Distinguishing Between Void Models and Dark Energy with Cosmic Parallax and Redshift Drift
Miguel Quartin, Luca Amendola

TL;DR
This paper explores how cosmic parallax and redshift drift measurements can differentiate between void models and dark energy, potentially resolving the universe's acceleration nature within a decade.
Contribution
It demonstrates that upcoming astrometry and spectroscopy missions can effectively distinguish between LTB void models and dark energy theories.
Findings
Cosmic parallax constrains cosmological anisotropy.
Redshift drift independently tests universe acceleration.

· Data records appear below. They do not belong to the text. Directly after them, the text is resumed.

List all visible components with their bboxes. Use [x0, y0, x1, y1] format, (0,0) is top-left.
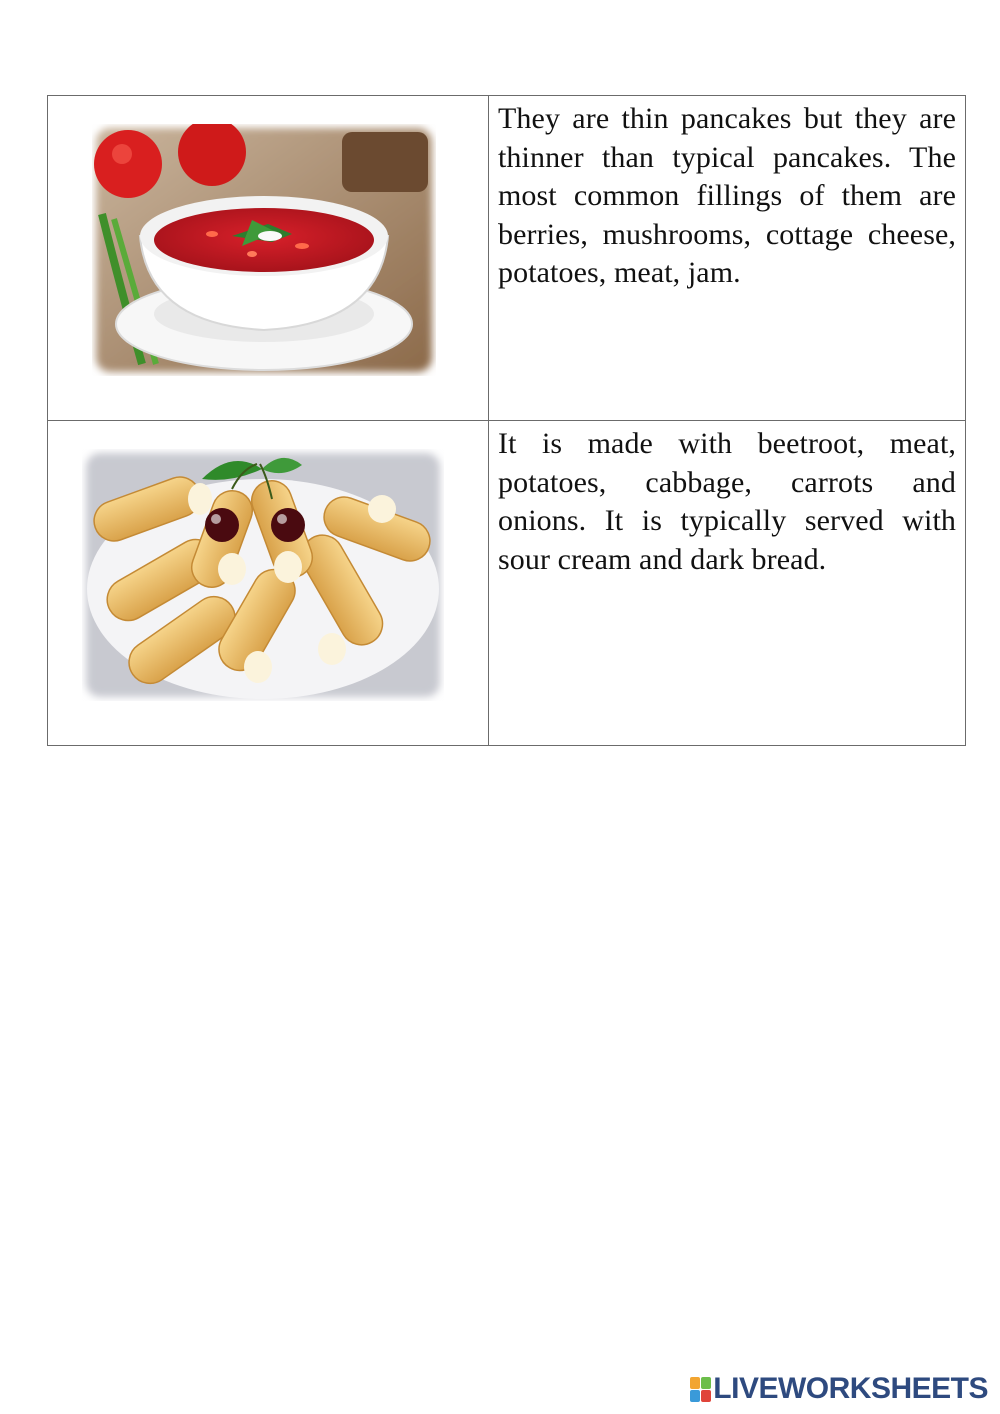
table-row [48, 421, 966, 746]
description-text: They are thin pancakes but they are thinner than typical pancakes. The most common fillings of them are berries, mushrooms, cottage cheese, potatoes, meat, jam. [498, 102, 956, 289]
matching-table [47, 95, 966, 746]
brand-name: LIVEWORKSHEETS [713, 1372, 988, 1405]
blini-image [82, 449, 444, 701]
image-cell [48, 96, 489, 421]
logo-square [690, 1377, 700, 1389]
description-cell [489, 421, 966, 746]
liveworksheets-logo-icon [690, 1377, 710, 1401]
description-cell [489, 96, 966, 421]
borscht-image [92, 124, 436, 376]
description-text: It is made with beetroot, meat, potatoes, cabbage, carrots and onions. It is typically served with sour cream and dark bread. [498, 427, 956, 576]
liveworksheets-logo [690, 1374, 988, 1404]
table-row [48, 96, 966, 421]
logo-square [701, 1377, 711, 1389]
logo-square [701, 1390, 711, 1402]
logo-square [690, 1390, 700, 1402]
image-cell [48, 421, 489, 746]
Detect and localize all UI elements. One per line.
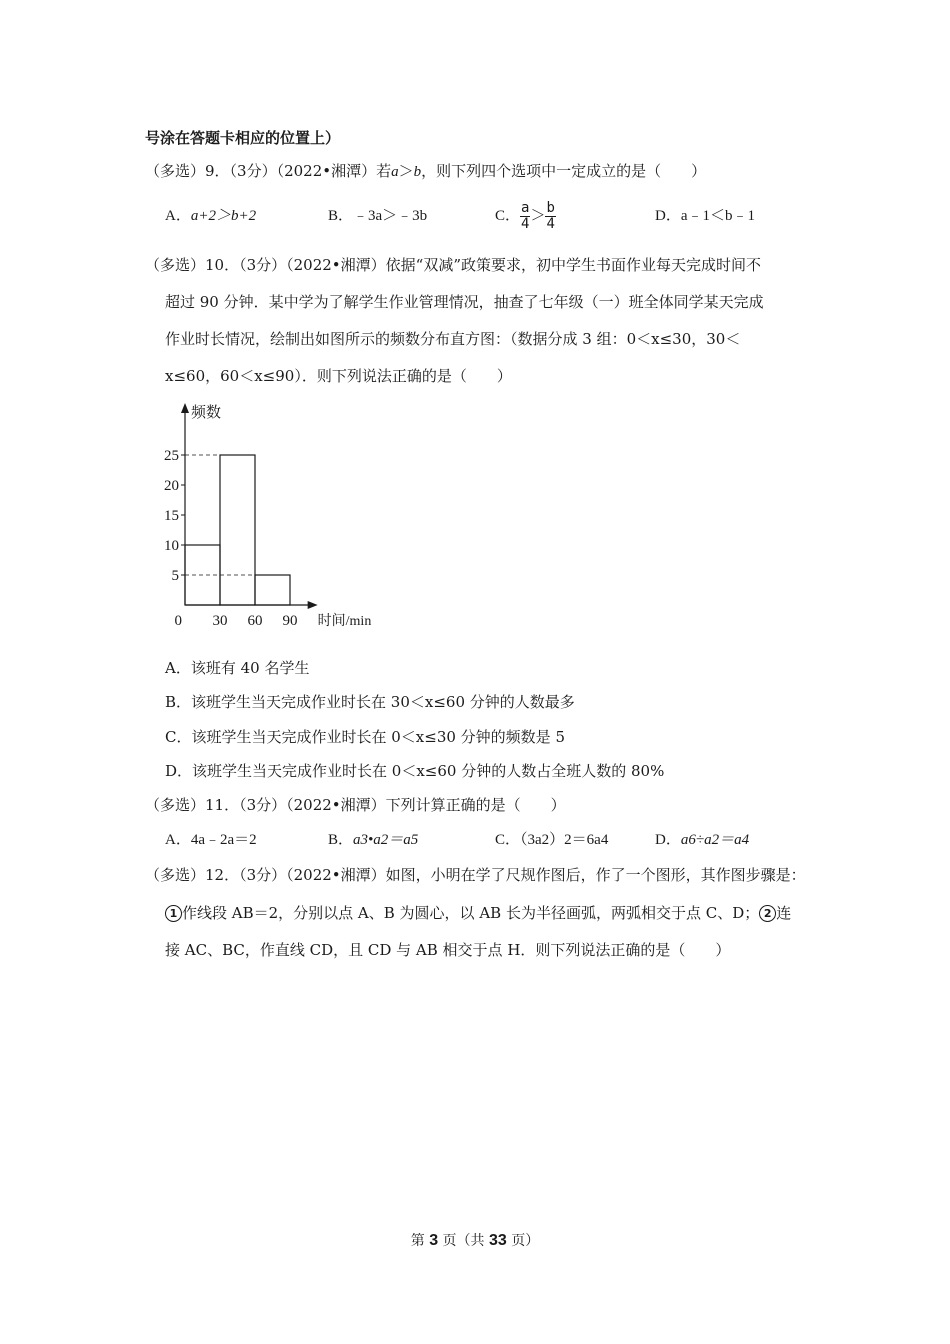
- option-label: C．: [495, 208, 521, 224]
- section-intro: 号涂在答题卡相应的位置上）: [145, 129, 341, 147]
- x-tick-label: 30: [212, 613, 228, 629]
- page-number: 3: [429, 1232, 439, 1249]
- option-label: C．: [495, 832, 521, 848]
- y-tick-label: 10: [164, 538, 179, 554]
- x-axis-arrow: [308, 601, 318, 609]
- bar: [255, 575, 290, 605]
- bar: [220, 455, 255, 605]
- footer-pre: 第: [410, 1233, 425, 1249]
- denominator: 4: [546, 216, 555, 233]
- q11-option-a: A．4a﹣2a＝2: [165, 832, 257, 848]
- q12-line-3: 接 AC、BC，作直线 CD，且 CD 与 AB 相交于点 H．则下列说法正确的是（ ）: [165, 941, 731, 959]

Future missions can differentiate models with high confidence.
Abstract
Two recently proposed techniques, involving the measurement of the cosmic parallax and redshift drift, provide novel ways of directing probing (over a time-span of several years) the background metric of the universe and therefore shed light on the dark energy conundrum. The former makes use of upcoming high-precision astrometry measurements to either observe or put tight constraints on cosmological anisotropy for off-center observers, while the latter employs high-precision spectroscopy to give an independent test of the present acceleration of the universe. In this paper, we show that both methods can break the degeneracy between LTB void models and more traditional dark energy theories. Using the near-future observational missions Gaia and CODEX we show that this distinction might be made with high confidence levels in the course of a decade.